Gorillas do not worry about natural sources of B12. Humans do, and the human gut uses meat to create B12. Fortunately for vegans and some vegetarians, they cheat a little (take B12 and perhaps calcium and other supplements created in the lab). But our success as a species is measured by our ability to survive in any climate, sans laboratory-created supplements. Unlike his omnivore brothers, the vegan or strict vegetarian could not survive in a wilderness for long.
Strict vegetarian and vegan diets suffer from a number of other significant nutritional drawbacks. Omega 3 fatty acids DHA and EPA are nearly absent from a vegan/strict vegetarian diet. Vegetarians who do not eat fish tend to be deficient in these essential fatty acids. And without red meat, iron stores are very difficult to support on these diets; most vegans/vegetarians who do not take supplements have poor iron stores.
Then there are concerns about growth and development. Children require energy dense foods. Pound for pound they consume and expend more energy than most adults. Children on vegan diets must eat too much bulk to get the energy they need to support normal growth and development. Children need a nutrient-dense diet. A diet that is high in bulk and indigestible fiber compromises nutrition and places them at risk, for example, to become short adults.

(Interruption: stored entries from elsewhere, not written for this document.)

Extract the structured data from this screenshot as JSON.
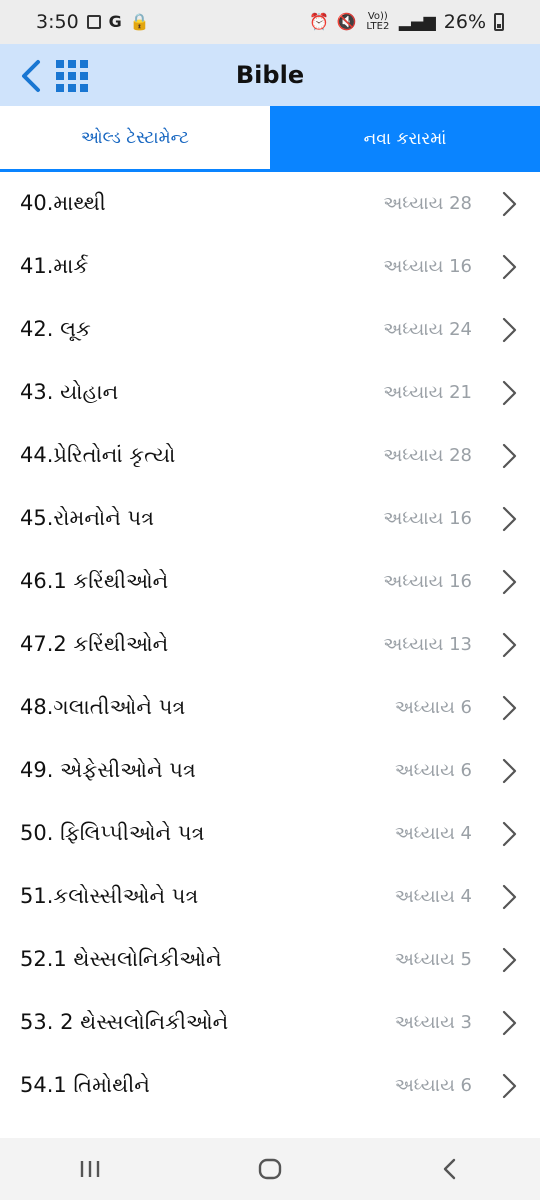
{
  "status_bar": {
    "time": "3:50",
    "network": "Vo)) LTE2",
    "battery": "26%",
    "icons": [
      "image-icon",
      "google-icon",
      "lock-icon",
      "alarm-icon",
      "mute-icon",
      "signal-icon",
      "battery-icon"
    ]
  },
  "app_bar": {
    "title": "Bible",
    "back_icon": "back-arrow-icon",
    "grid_icon": "grid-menu-icon"
  },
  "tabs": {
    "old_testament": "ઓલ્ડ ટેસ્ટામેન્ટ",
    "new_testament": "નવા કરારમાં"
  },
  "books": [
    {
      "name": "40.માથ્થી",
      "chapters": "અધ્યાય 28"
    },
    {
      "name": "41.માર્ક",
      "chapters": "અધ્યાય 16"
    },
    {
      "name": "42. લૂક",
      "chapters": "અધ્યાય 24"
    },
    {
      "name": "43. યોહાન",
      "chapters": "અધ્યાય 21"
    },
    {
      "name": "44.પ્રેરિતોનાં કૃત્યો",
      "chapters": "અધ્યાય 28"
    },
    {
      "name": "45.રોમનોને પત્ર",
      "chapters": "અધ્યાય 16"
    },
    {
      "name": "46.1 કરિંથીઓને",
      "chapters": "અધ્યાય 16"
    },
    {
      "name": "47.2 કરિંથીઓને",
      "chapters": "અધ્યાય 13"
    },
    {
      "name": "48.ગલાતીઓને પત્ર",
      "chapters": "અધ્યાય 6"
    },
    {
      "name": "49. એફેસીઓને પત્ર",
      "chapters": "અધ્યાય 6"
    },
    {
      "name": "50. ફિલિપ્પીઓને પત્ર",
      "chapters": "અધ્યાય 4"
    },
    {
      "name": "51.કલોસ્સીઓને પત્ર",
      "chapters": "અધ્યાય 4"
    },
    {
      "name": "52.1 થેસ્સલોનિકીઓને",
      "chapters": "અધ્યાય 5"
    },
    {
      "name": "53. 2 થેસ્સલોનિકીઓને",
      "chapters": "અધ્યાય 3"
    },
    {
      "name": "54.1 તિમોથીને",
      "chapters": "અધ્યાય 6"
    }
  ],
  "nav_bar": {
    "icons": [
      "recent-apps-icon",
      "home-icon",
      "back-icon"
    ]
  },
  "colors": {
    "accent": "#0a84ff",
    "app_bar_bg": "#cfe3fb",
    "chapter_text": "#9aa0a6"
  }
}
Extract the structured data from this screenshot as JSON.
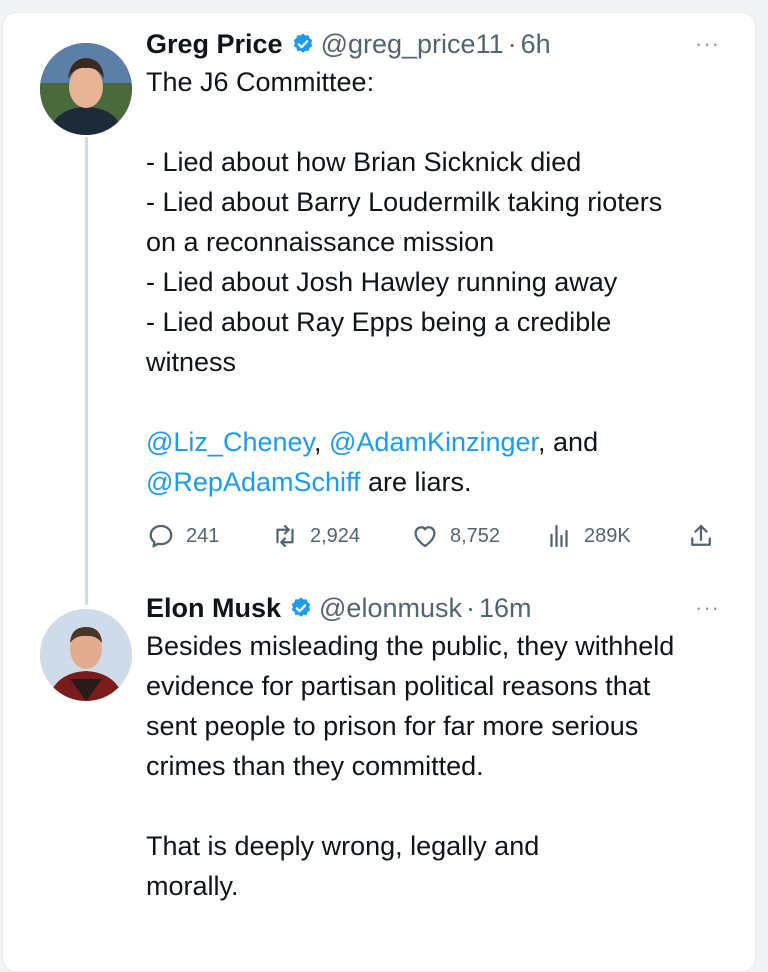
{
  "thread": {
    "tweets": [
      {
        "name": "Greg Price",
        "handle": "@greg_price11",
        "separator": "·",
        "time": "6h",
        "more": "···",
        "lines": [
          "The J6 Committee:",
          "",
          "- Lied about how Brian Sicknick died",
          "- Lied about Barry Loudermilk taking rioters on a reconnaissance mission",
          "- Lied about Josh Hawley running away",
          "- Lied about Ray Epps being a credible witness",
          ""
        ],
        "mention1": "@Liz_Cheney",
        "comma1": ", ",
        "mention2": "@AdamKinzinger",
        "comma2": ", and ",
        "mention3": "@RepAdamSchiff",
        "tail": " are liars.",
        "actions": {
          "replies": "241",
          "retweets": "2,924",
          "likes": "8,752",
          "views": "289K"
        }
      },
      {
        "name": "Elon Musk",
        "handle": "@elonmusk",
        "separator": "·",
        "time": "16m",
        "more": "···",
        "para1": "Besides misleading the public, they withheld evidence for partisan political reasons that sent people to prison for far more serious crimes than they committed.",
        "para2": "That is deeply wrong, legally and morally."
      }
    ]
  },
  "colors": {
    "link": "#1d9bf0",
    "verified": "#1d9bf0",
    "muted": "#536471",
    "text": "#0f1419"
  },
  "icons": [
    "verified-badge-icon",
    "more-icon",
    "reply-icon",
    "retweet-icon",
    "like-icon",
    "views-icon",
    "share-icon"
  ]
}
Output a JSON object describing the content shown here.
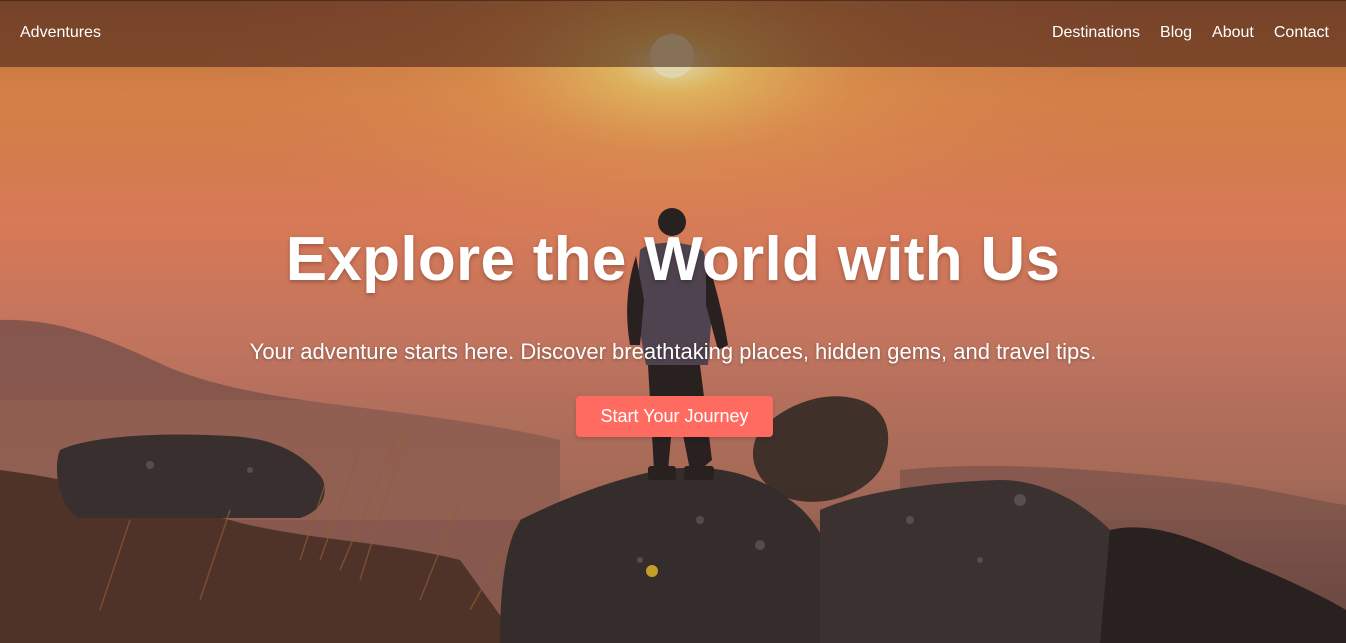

From evolutionary and developmental standpoints, it takes a lot of nutritional resources to develop and support a big brain. The brain is about 70% fat, and contains lots of cholesterol. An important contributor to brain development in humans is animal fat. If vegans/vegetarians do not breast feed their infants, or otherwise fill their fat requirements, their infants may be compromised. Soy formula is not an ideal substitute, and is currently under scrutiny for its high phytoestrogen content and other potential nutritional and hormonal problems.
Some argue there are cultures that are entirely vegetarian that do well. This is not shown to be the case. Vegetarians in India, for example, suffer from a number of nutrition-related problems. Additionally, from a historical standpoint the ingestion of insects and grubs in the diet has been too often overlooked when native diets are documented out in the field--a Western culture blind spot. Grubs, for example, are a nutrient-dense source of "animal" fats and iron for many cultures, but are not considered "meat."
'Gives new meaning to "serving up some grub."
To make a short story long (a skill of mine), I side with you in this argument. This said, there are many paths to a healthy human diet, from carnivorous to omnivorous. I sincerely hope your friend finds his own path to lasting health and happiness.